Lula nega existência de 'antipetismo' e diz que PT é ‘preferência nacional’

Em evento nesta terça (4), Lula afirmou que o PT é o favorito dos brasileiros e negou que exista um sentimento de antipetismo no Brasil. (Foto: Buda Mendes/Getty Images)
Em evento nesta terça (4), Lula afirmou que o PT é o favorito dos brasileiros e negou que exista um sentimento de antipetismo no Brasil. (Foto: Buda Mendes/Getty Images)

O ex-presidente Luiz Inácio Lula da Silva (PT), afirmou que o Partido dos Trabalhadores é o favorito dos brasileiros e negou que exista um sentimento de antipetismo no País.

Para sinalizar essa preferência, ele mencionou as eleições presidenciais em que a sigla levou nomes ao segundo turno e venceu pleitos.

“O antipetismo é que, com apenas nove anos de existência, o PT foi para o segundo turno e foi o segundo colocado. Em 1994, fomos para o segundo turno e, também, segundo colocado. Nós fomos o segundo partido em 1994, o segundo em 1998, o primeiro em 2002, o primeiro em 2006, o primeiro em 2010, o primeiro em 2014, o segundo em 2018, quando eu tava na Polícia Federal e o [Fernando] Haddad foi candidato [à presidência da República]. E vamos ser o primeiro agora”, listou sobre a legenda criada em fevereiro de 1980, em São Paulo.

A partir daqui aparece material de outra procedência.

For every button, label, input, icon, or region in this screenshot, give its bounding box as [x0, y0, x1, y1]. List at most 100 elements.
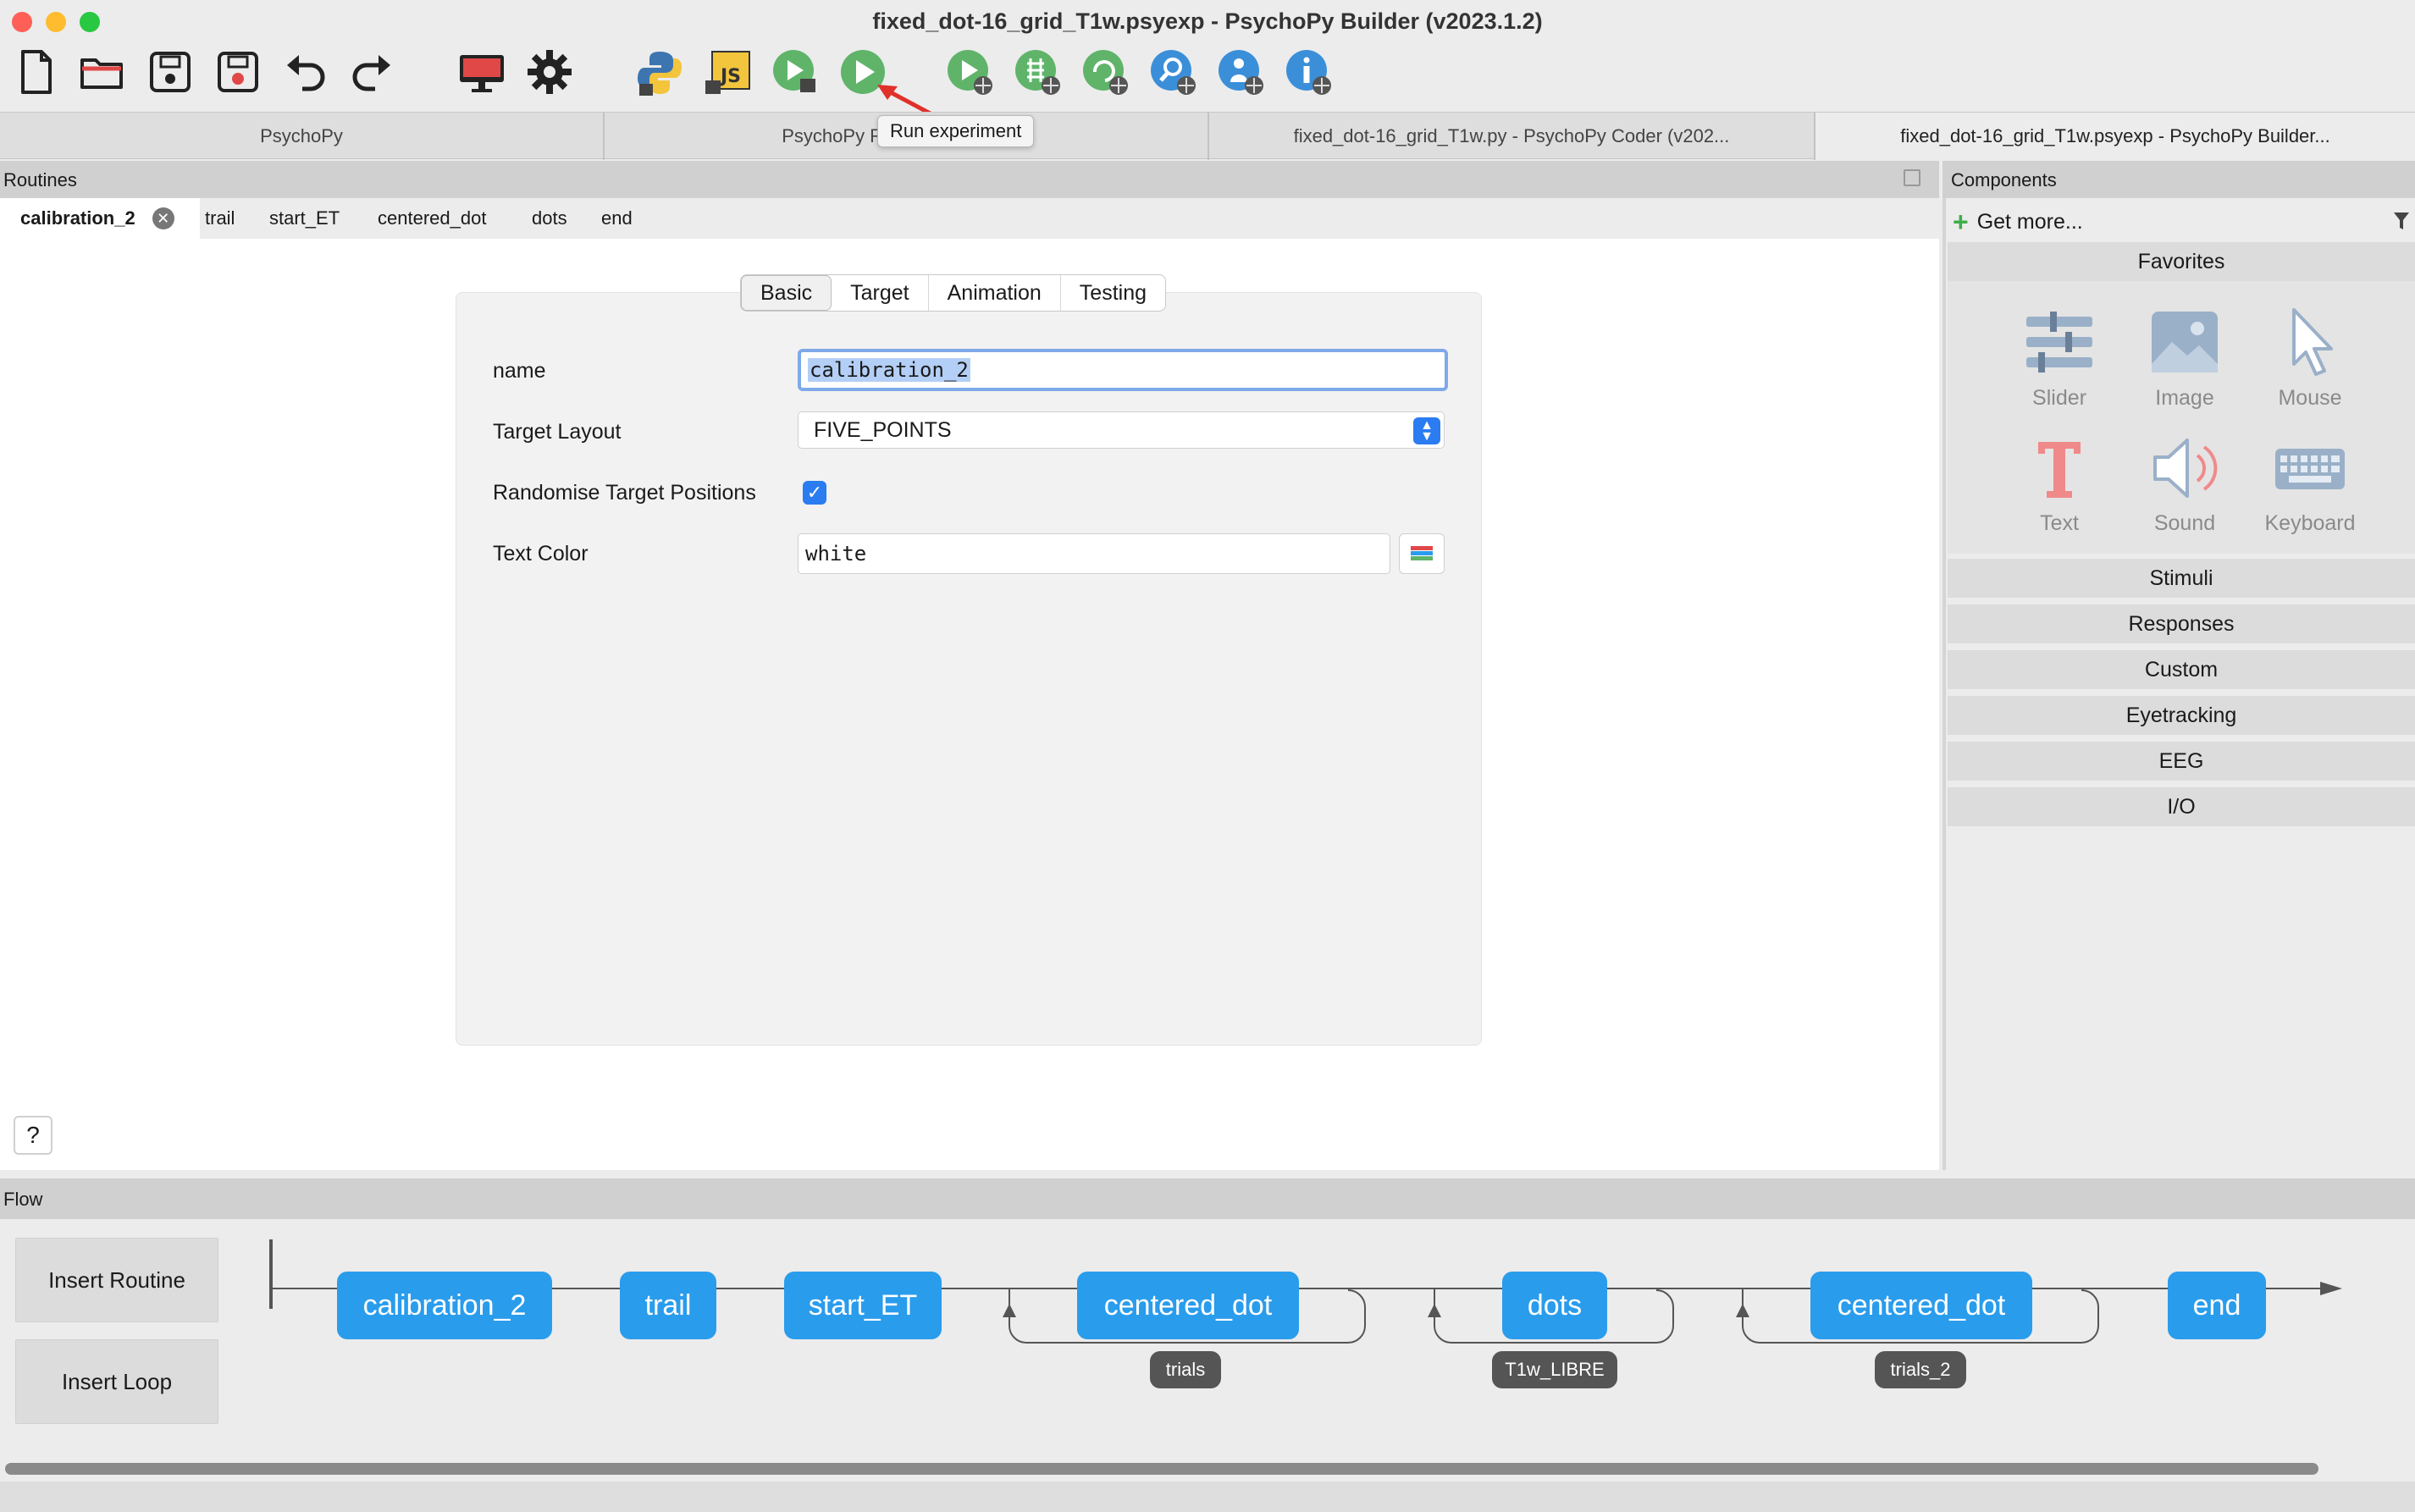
- compile-python-button[interactable]: [632, 44, 688, 100]
- tab-coder[interactable]: fixed_dot-16_grid_T1w.py - PsychoPy Code…: [1209, 113, 1815, 160]
- user-info-button[interactable]: [1213, 44, 1268, 100]
- sync-icon: [1015, 50, 1060, 95]
- text-label: Text: [2040, 511, 2079, 535]
- text-color-input[interactable]: white: [798, 533, 1390, 574]
- maximize-panel-icon[interactable]: [1904, 169, 1920, 186]
- category-stimuli[interactable]: Stimuli: [1948, 559, 2415, 598]
- flow-horizontal-scrollbar[interactable]: [5, 1463, 2318, 1475]
- new-file-button[interactable]: [8, 44, 64, 100]
- routine-tab-start-et[interactable]: start_ET: [269, 198, 340, 239]
- tab-basic[interactable]: Basic: [741, 275, 832, 311]
- tab-psychopy[interactable]: PsychoPy: [0, 113, 605, 160]
- name-input-value: calibration_2: [808, 358, 970, 382]
- flow-routine-trail[interactable]: trail: [620, 1272, 716, 1339]
- routine-tab-dots[interactable]: dots: [532, 198, 567, 239]
- category-responses[interactable]: Responses: [1948, 604, 2415, 643]
- preferences-button[interactable]: [522, 44, 578, 100]
- online-pilot-icon: [948, 50, 992, 95]
- mouse-icon: [2292, 308, 2333, 376]
- filter-icon[interactable]: [2393, 212, 2410, 230]
- redo-button[interactable]: [344, 44, 400, 100]
- flow-routine-centered-dot[interactable]: centered_dot: [1077, 1272, 1299, 1339]
- routines-title: Routines: [3, 169, 77, 190]
- color-picker-icon: [1411, 546, 1433, 560]
- component-image[interactable]: Image: [2125, 305, 2244, 423]
- bottom-status-strip: [0, 1482, 2415, 1512]
- loop-label-trials-2[interactable]: trials_2: [1875, 1351, 1966, 1388]
- help-button[interactable]: ?: [14, 1116, 52, 1155]
- component-slider[interactable]: Slider: [2000, 305, 2119, 423]
- flow-routine-end[interactable]: end: [2168, 1272, 2266, 1339]
- redo-icon: [352, 55, 390, 91]
- text-color-value: white: [805, 542, 867, 566]
- category-eeg[interactable]: EEG: [1948, 742, 2415, 781]
- components-header: Components: [1942, 161, 2415, 198]
- folder-icon: [80, 58, 123, 89]
- routine-tab-trail[interactable]: trail: [205, 198, 235, 239]
- title-bar: fixed_dot-16_grid_T1w.psyexp - PsychoPy …: [0, 0, 2415, 119]
- flow-end-arrow-icon: [2320, 1282, 2342, 1295]
- flow-routine-dots[interactable]: dots: [1502, 1272, 1607, 1339]
- flow-routine-start-et[interactable]: start_ET: [784, 1272, 942, 1339]
- sync-project-button[interactable]: [1009, 44, 1065, 100]
- text-icon: [2038, 442, 2081, 498]
- randomise-label: Randomise Target Positions: [493, 481, 756, 505]
- project-info-button[interactable]: [1280, 44, 1336, 100]
- name-label: name: [493, 359, 546, 383]
- category-io[interactable]: I/O: [1948, 787, 2415, 826]
- tab-builder[interactable]: fixed_dot-16_grid_T1w.psyexp - PsychoPy …: [1815, 113, 2415, 160]
- flow-header: Flow: [0, 1178, 2415, 1219]
- save-as-button[interactable]: [210, 44, 266, 100]
- tab-animation[interactable]: Animation: [929, 275, 1061, 311]
- routine-tab-bar: calibration_2 ✕ trail start_ET centered_…: [0, 198, 1939, 239]
- window-title: fixed_dot-16_grid_T1w.psyexp - PsychoPy …: [872, 8, 1543, 34]
- save-button[interactable]: [142, 44, 198, 100]
- component-keyboard[interactable]: Keyboard: [2251, 430, 2369, 549]
- search-project-button[interactable]: [1145, 44, 1201, 100]
- keyboard-label: Keyboard: [2264, 511, 2356, 535]
- tab-target[interactable]: Target: [832, 275, 929, 311]
- routine-tab-calibration-2[interactable]: calibration_2 ✕: [0, 198, 200, 239]
- loop-trials-2-arrow-icon: [1736, 1304, 1749, 1317]
- randomise-checkbox[interactable]: ✓: [803, 481, 826, 505]
- slider-icon: [2026, 312, 2092, 372]
- routine-tab-end[interactable]: end: [601, 198, 633, 239]
- close-tab-icon[interactable]: ✕: [152, 207, 174, 229]
- image-label: Image: [2155, 386, 2214, 410]
- target-layout-select[interactable]: FIVE_POINTS ▲ ▼: [798, 411, 1445, 449]
- run-online-button[interactable]: [1077, 44, 1133, 100]
- monitor-icon: [460, 55, 504, 92]
- target-layout-value: FIVE_POINTS: [814, 417, 952, 442]
- undo-button[interactable]: [278, 44, 334, 100]
- component-sound[interactable]: Sound: [2125, 430, 2244, 549]
- sound-icon: [2153, 439, 2218, 498]
- monitor-button[interactable]: [454, 44, 510, 100]
- component-text[interactable]: Text: [2000, 430, 2119, 549]
- pilot-play-icon: [773, 50, 815, 92]
- run-pilot-button[interactable]: [767, 44, 823, 100]
- compile-js-button[interactable]: JS: [699, 44, 755, 100]
- save-icon: [150, 52, 191, 92]
- flow-routine-centered-dot-2[interactable]: centered_dot: [1810, 1272, 2032, 1339]
- get-more-button[interactable]: + Get more...: [1953, 207, 2083, 237]
- name-input[interactable]: calibration_2: [798, 349, 1448, 391]
- flow-routine-calibration-2[interactable]: calibration_2: [337, 1272, 552, 1339]
- routine-tab-centered-dot[interactable]: centered_dot: [378, 198, 486, 239]
- python-icon: [638, 52, 682, 96]
- image-icon: [2152, 312, 2218, 372]
- category-eyetracking[interactable]: Eyetracking: [1948, 696, 2415, 735]
- open-folder-button[interactable]: [75, 44, 130, 100]
- properties-tab-bar: Basic Target Animation Testing: [740, 274, 1167, 312]
- routines-header: Routines: [0, 161, 1939, 198]
- loop-label-t1w-libre[interactable]: T1w_LIBRE: [1492, 1351, 1617, 1388]
- user-icon: [1219, 50, 1263, 95]
- category-custom[interactable]: Custom: [1948, 650, 2415, 689]
- category-favorites[interactable]: Favorites: [1948, 242, 2415, 281]
- color-picker-button[interactable]: [1399, 533, 1445, 574]
- pilot-online-button[interactable]: [942, 44, 998, 100]
- mouse-label: Mouse: [2278, 386, 2342, 410]
- info-icon: [1286, 50, 1331, 95]
- component-mouse[interactable]: Mouse: [2251, 305, 2369, 423]
- loop-label-trials[interactable]: trials: [1150, 1351, 1221, 1388]
- tab-testing[interactable]: Testing: [1061, 275, 1165, 311]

Em 1989, primeiro pleito presidencial após a redemocratização, o petista chegou ao segundo turno contra Fernando Collor de Mello, na época, pelo PRN.

Quatro anos depois, chegou a segunda etapa contra Fernando Henrique Cardoso (PSDB). Em 1998, FHC foi reeleito ainda em primeiro turno, com Lula em segundo lugar na disputa.

Nas duas disputas presidenciais seguintes, ele conseguiu seus dois mandatos presidenciais, sendo substituído em 2010 e 2014 por Dilma Rousseff.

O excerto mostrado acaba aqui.